Ce n’est pas si grave, pensent-ils, c’est déjà une victoire, nous ne mourons pas vraiment, nous le contentons à peine, nous faisons semblant. Nous persistons à entendre, à voir, à transformer dans nos veines les parcelles, les éclats d’air chaud en sang constant, en pulsation, en images. Pour le moment, nous maintenons le cap, ce qui se passe en nous s’est retiré pour mieux satisfaire aux nécessités élémentaires, au besoin d’une tiédeur continue, favorable, à l’ouverture au-dedans d’un monde très large, vertigineux même et tant pis, aussi vaste peut-être que le temps. Ce n’est pas si grave, qu’en conclure ? Ici nous avons consenti à la lutte muette, nous préférons notre silence, le scandale est à venir. Et puis nous n’avons pas d’armes, nous faisons grève, nous préparons le sursaut. Alors, chaque soir, le tumulte de la vie se mue en une torpeur feinte, une rigidité des formes qui laisse croire, par avance, au gel d’hiver.
Le pantin de la porte, apparu sans avertissement chaque fois pareil, à peu près au même moment du jour, aimerait tragiquement l’hiver. Il exige des campagnes rases, des terres retenues par le givre, des branchages en débâcle. Il n’aime pas les mélodies franches, le grain des voix lointaines, l’élan des corps qui se meuvent au grand jour. Il n’a peut-être pas de conscience, il ne sait sans doute pas ce qu’il aime, il apparaît seulement sûr de son fait, il accomplit son outrage ; ainsi qu’un diable tout juste articulé il exige là le repos sans terme, le retour à l’origine du jour et à l’engloutissement nocturne.Il est pourtant difficile à distinguer, sa silhouette, d’un bloc, masque le détail et la contradiction, la chaleur qui pourrait même se frayer un passage discret. Sa persévérance mécanique et sans faille le conduit à figer un univers entier qui, il le sait bien, ne lui appartient pas. Il sidère en tout cas, il met au repos forcé ces organismes continuellement au travail, et cette victoire, semble-t-il, sur la lumière, lui confère une certaine stabilité. On dirait presque que, comme il se tient, posté là, dans l’encadrement de la porte, de la même manière il s’appuie, de sa puissance non négligeable, sur le dérèglement qu’il imprime au monde sous son regard, sur la mise au pas, voire la glaciation.

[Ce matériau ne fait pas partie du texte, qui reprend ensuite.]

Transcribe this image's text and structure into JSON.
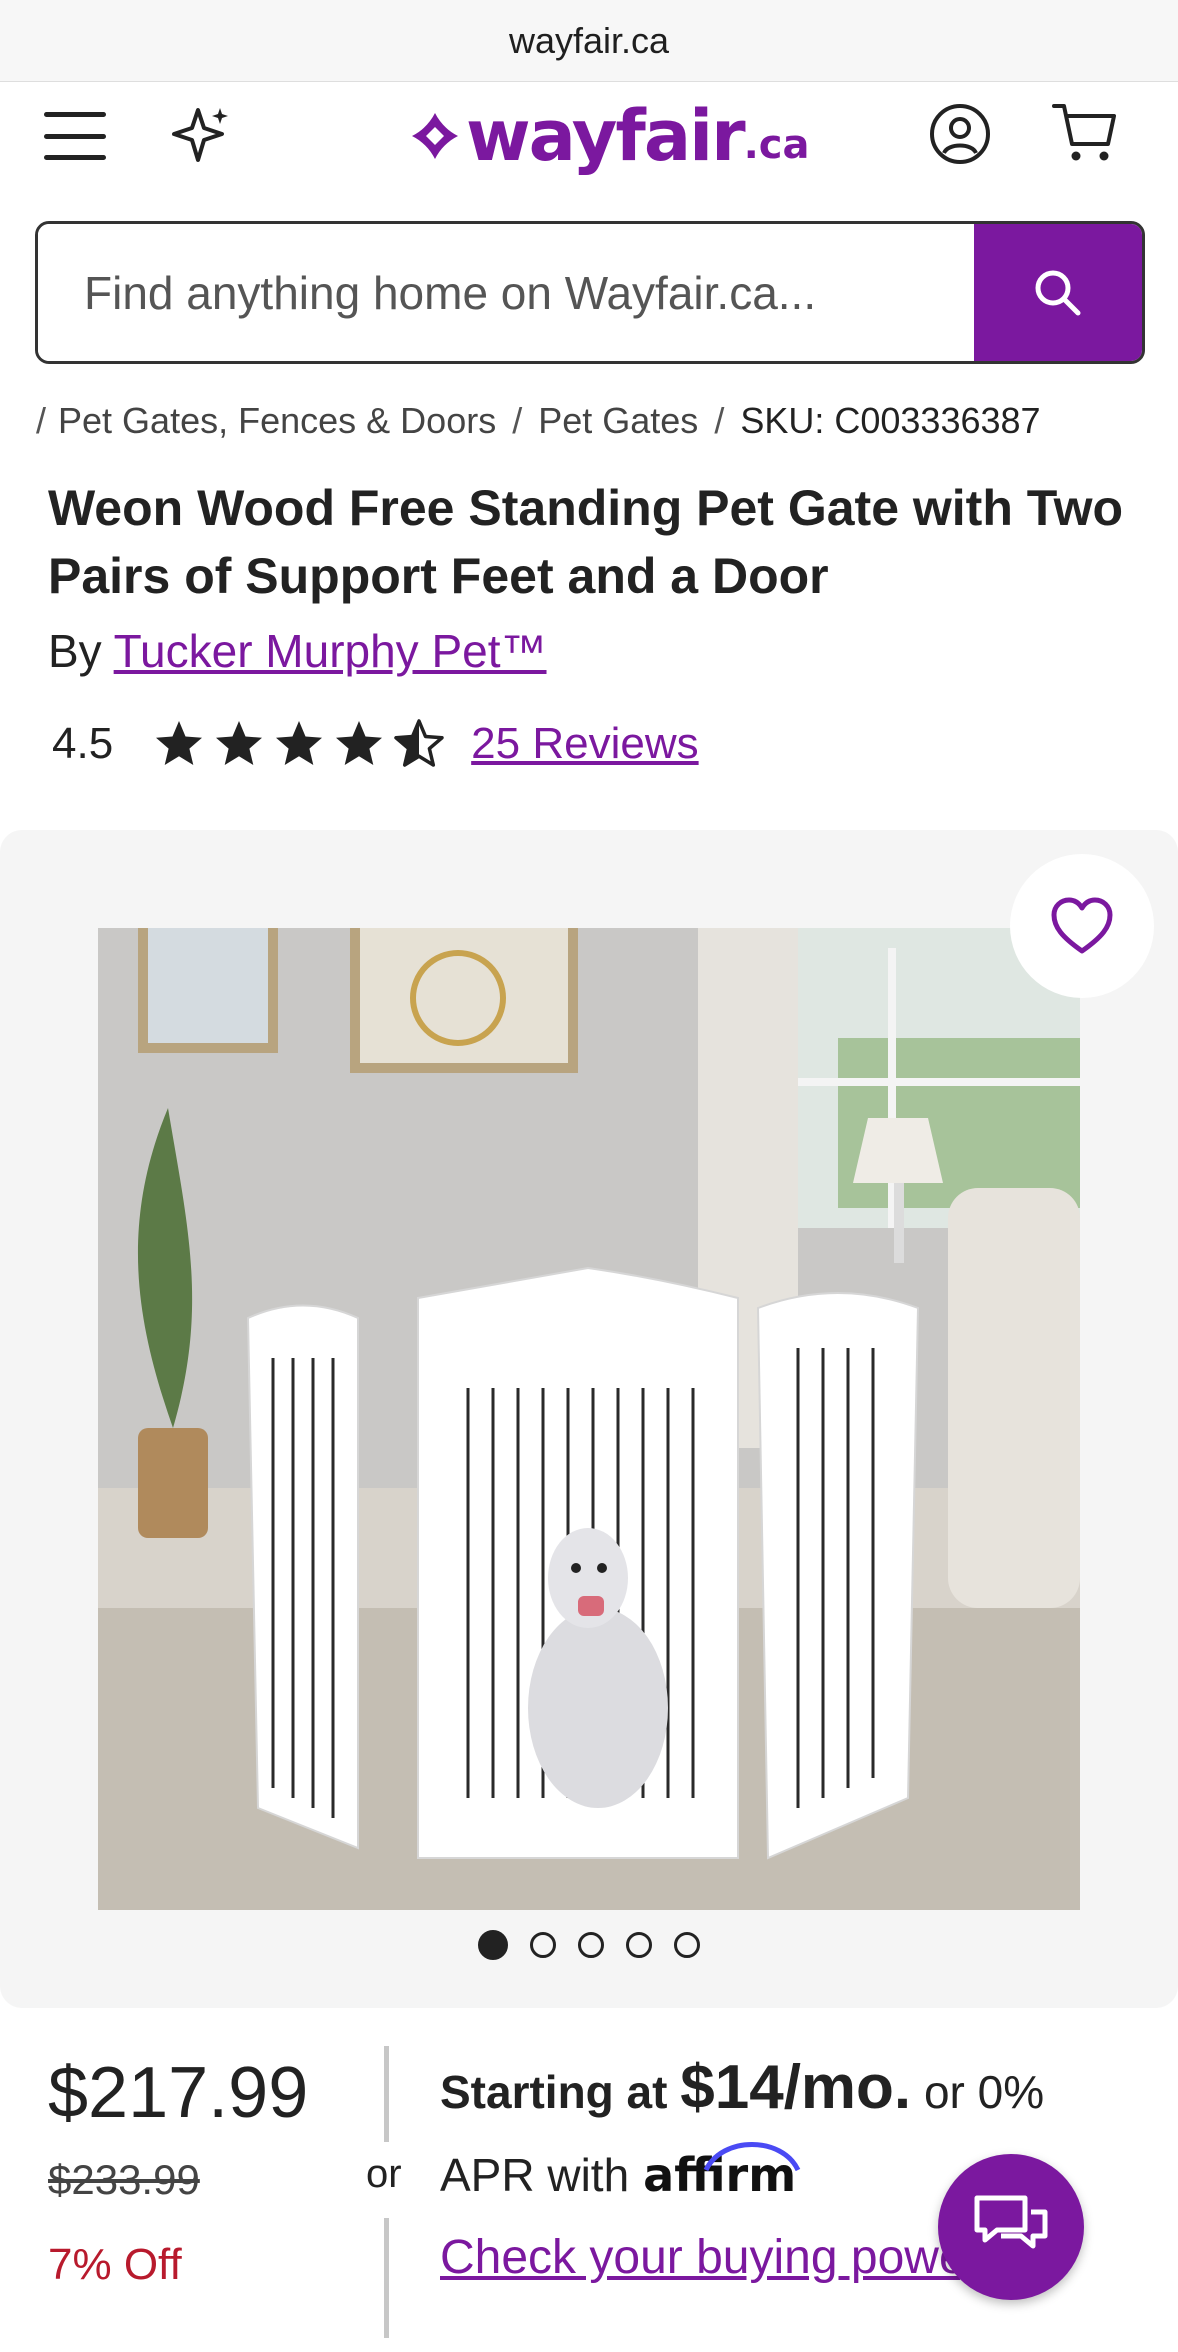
{
  "browser": {
    "url": "wayfair.ca"
  },
  "header": {
    "logo_word": "wayfair",
    "logo_tld": ".ca",
    "menu_icon": "hamburger-menu-icon",
    "sparkle_icon": "sparkle-icon",
    "account_icon": "account-icon",
    "cart_icon": "cart-icon"
  },
  "search": {
    "placeholder": "Find anything home on Wayfair.ca...",
    "button_icon": "search-icon"
  },
  "breadcrumb": {
    "items": [
      "Pet Gates, Fences & Doors",
      "Pet Gates",
      "SKU: C003336387"
    ],
    "separator": "/"
  },
  "product": {
    "title": "Weon Wood Free Standing Pet Gate with Two Pairs of Support Feet and a Door",
    "by_label": "By",
    "brand": "Tucker Murphy Pet™",
    "rating": "4.5",
    "rating_value": 4.5,
    "rating_max": 5,
    "reviews": "25 Reviews"
  },
  "gallery": {
    "image_count": 5,
    "active_index": 0,
    "favorite_icon": "heart-icon"
  },
  "pricing": {
    "price": "$217.99",
    "was_price": "$233.99",
    "discount": "7% Off",
    "or_label": "or",
    "starting_at": "Starting at",
    "monthly": "$14/mo.",
    "or_zero": "or 0%",
    "apr_with": "APR with",
    "affirm": "affirm",
    "check_power": "Check your buying power"
  },
  "chat": {
    "icon": "chat-icon"
  },
  "colors": {
    "brand": "#7b189f",
    "discount": "#b81a2d"
  }
}
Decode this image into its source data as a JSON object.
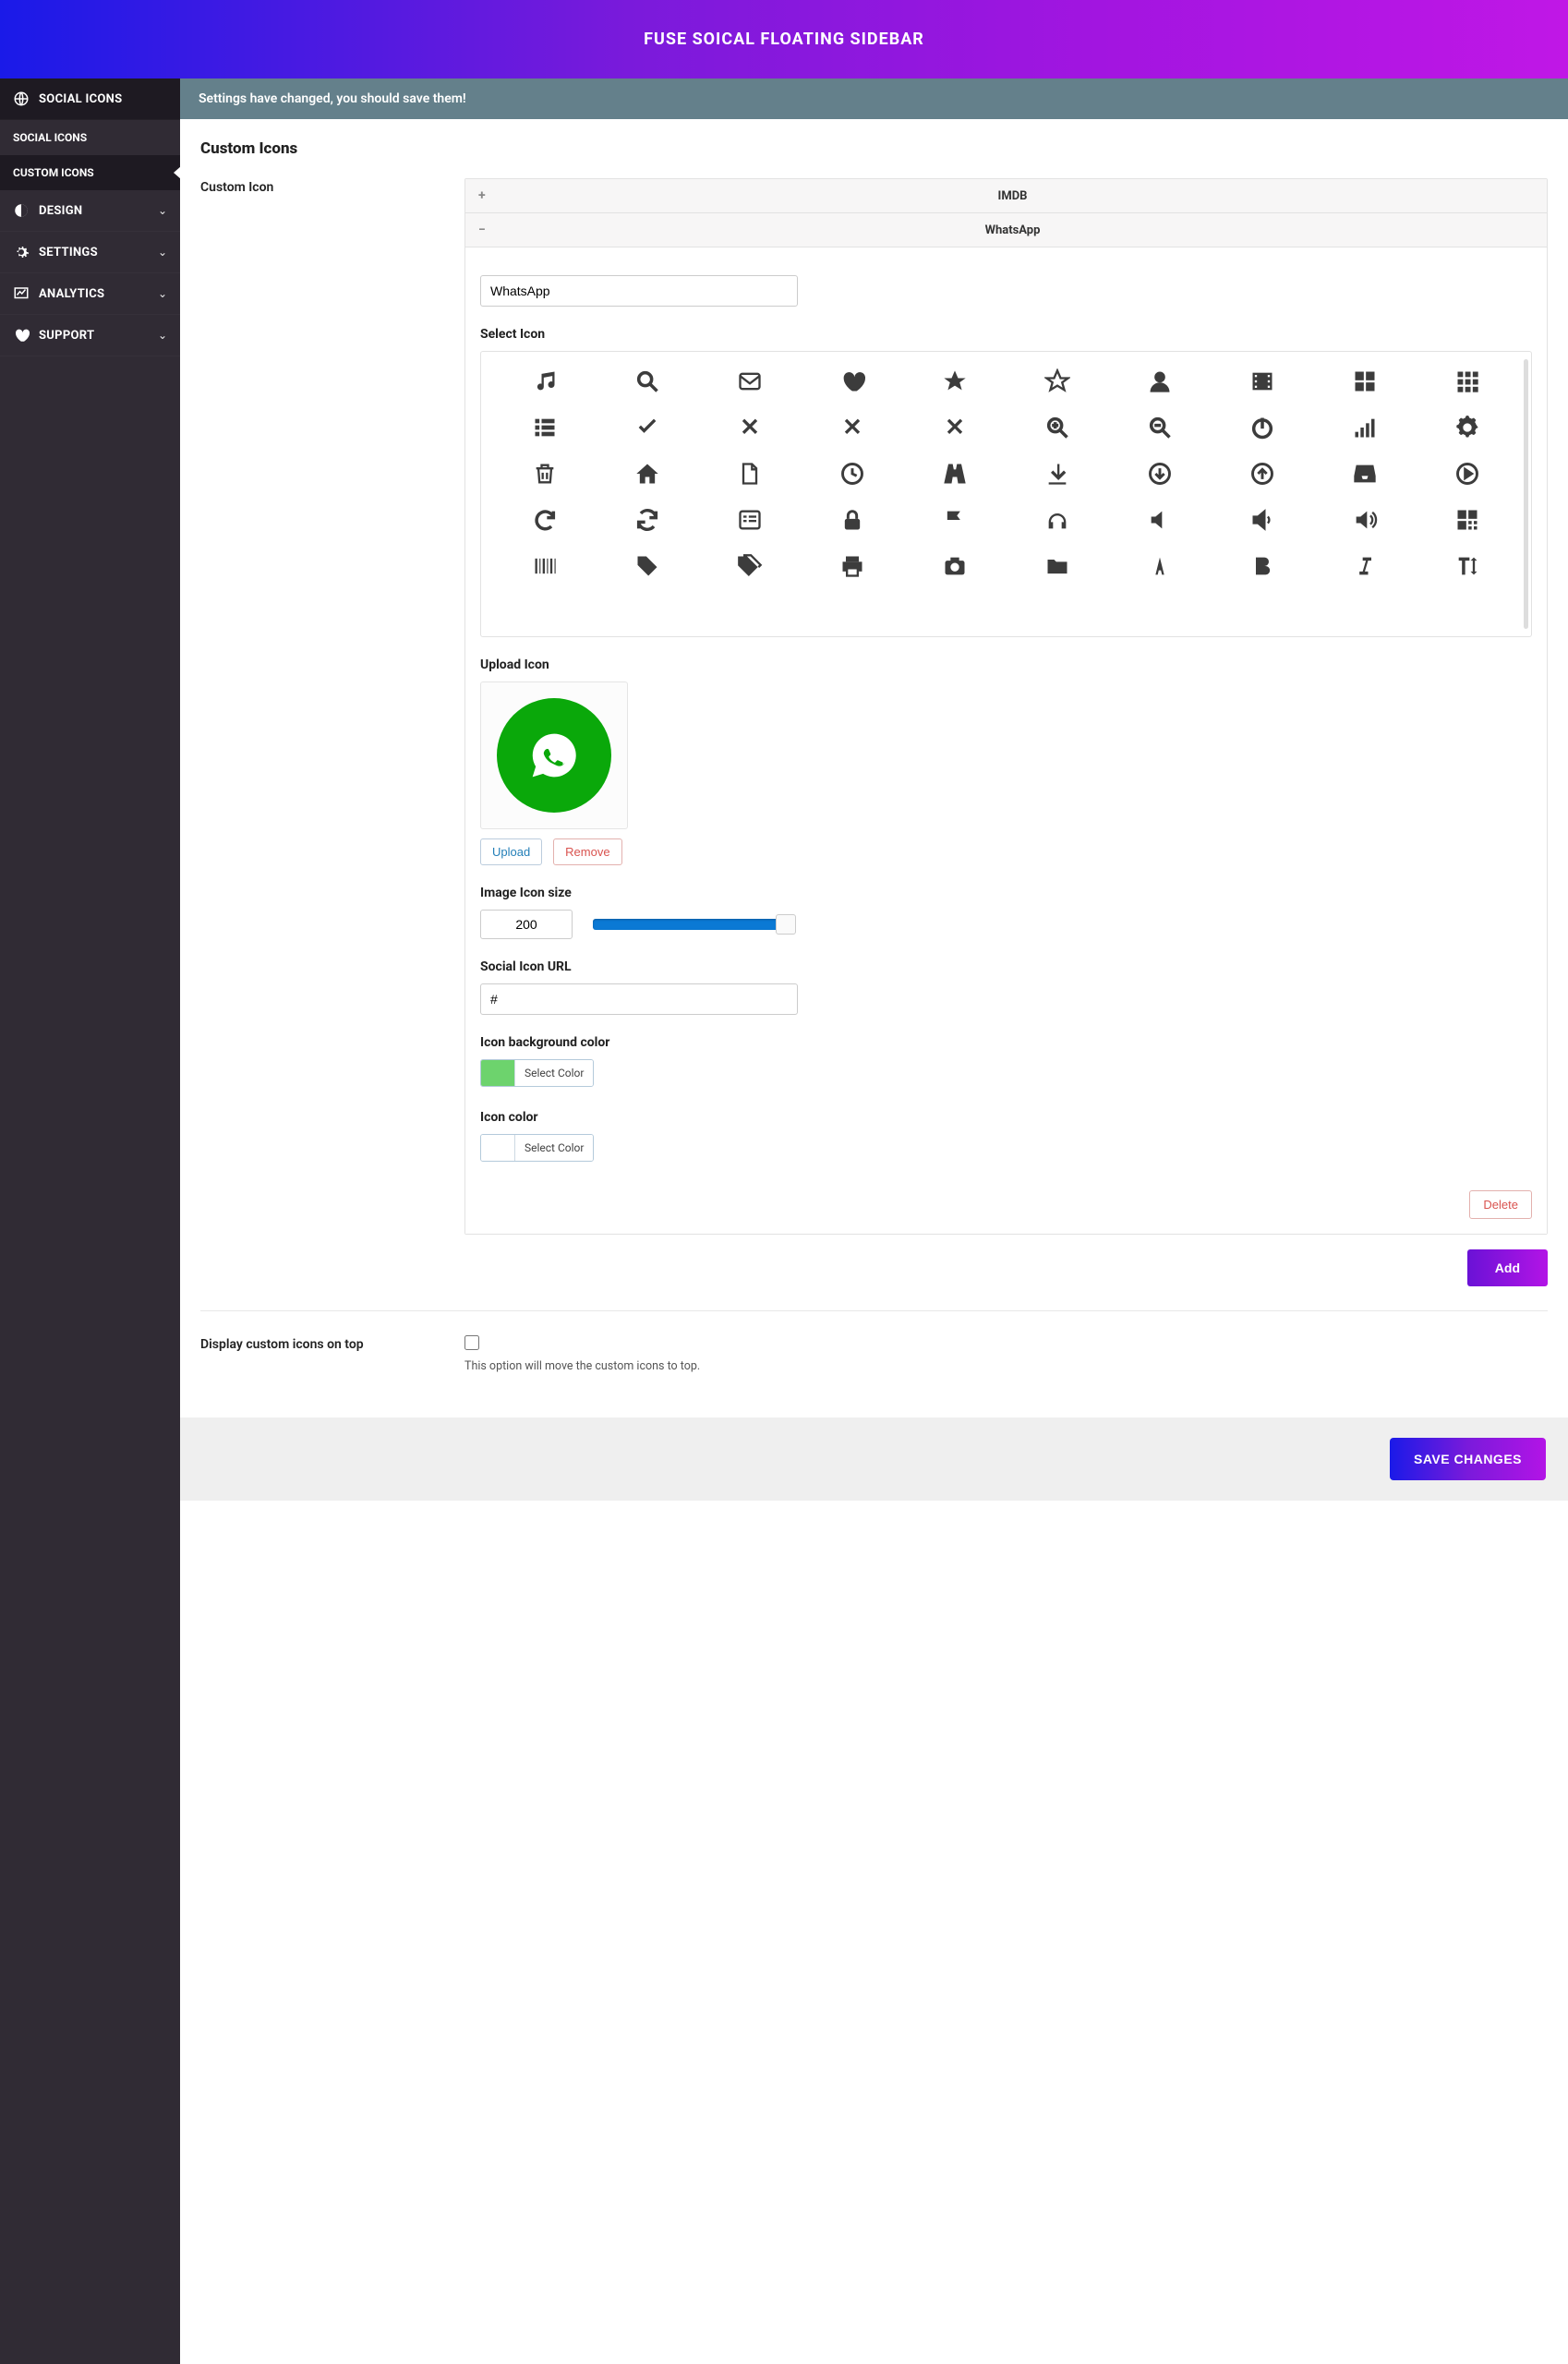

L’on pourrait croire, à considérer la scène depuis l’extérieur, là, de l’autre côté de la fenêtre, qu’il craindrait, plus que tout au monde, un courant tiède, mal anticipé, un simple courant venu de l’entrebaillement au-delà des volets, qu’il suffirait non d’un orage, mais d’une giboulée printanière, de fraîcheur et de torpeur mêlée, pour opposer un dérèglement contraire, sournois, inattendu, un claquement de porte un peu cinglant, pour emporter avec lui les vibrations régulièrement émises par le gel apparent ; pour créer, sans le savoir, le tourbillon suffisant à l’explosion des contours, du magma, en parcelles virevoltantes, animées par le feu, irradiées par le vent, dirigées comme des balles vers l’ouverture, disposées à conquérir la terre.
Extrait de Sténopé, 2019
J’attends de voir si la nuit sera poreuse.Pour percer le secret, je danse sur le revers de la croûte terrestre, je sens la cohérence de l’ensemble aléatoire, j’émerge tel un pantin noueux du tissu brumeux de la naissance. J’ai vu tout ce qu’embrassait mon regard poussé depuis le genou légèrement plié, où l’impulsion bondit en moi.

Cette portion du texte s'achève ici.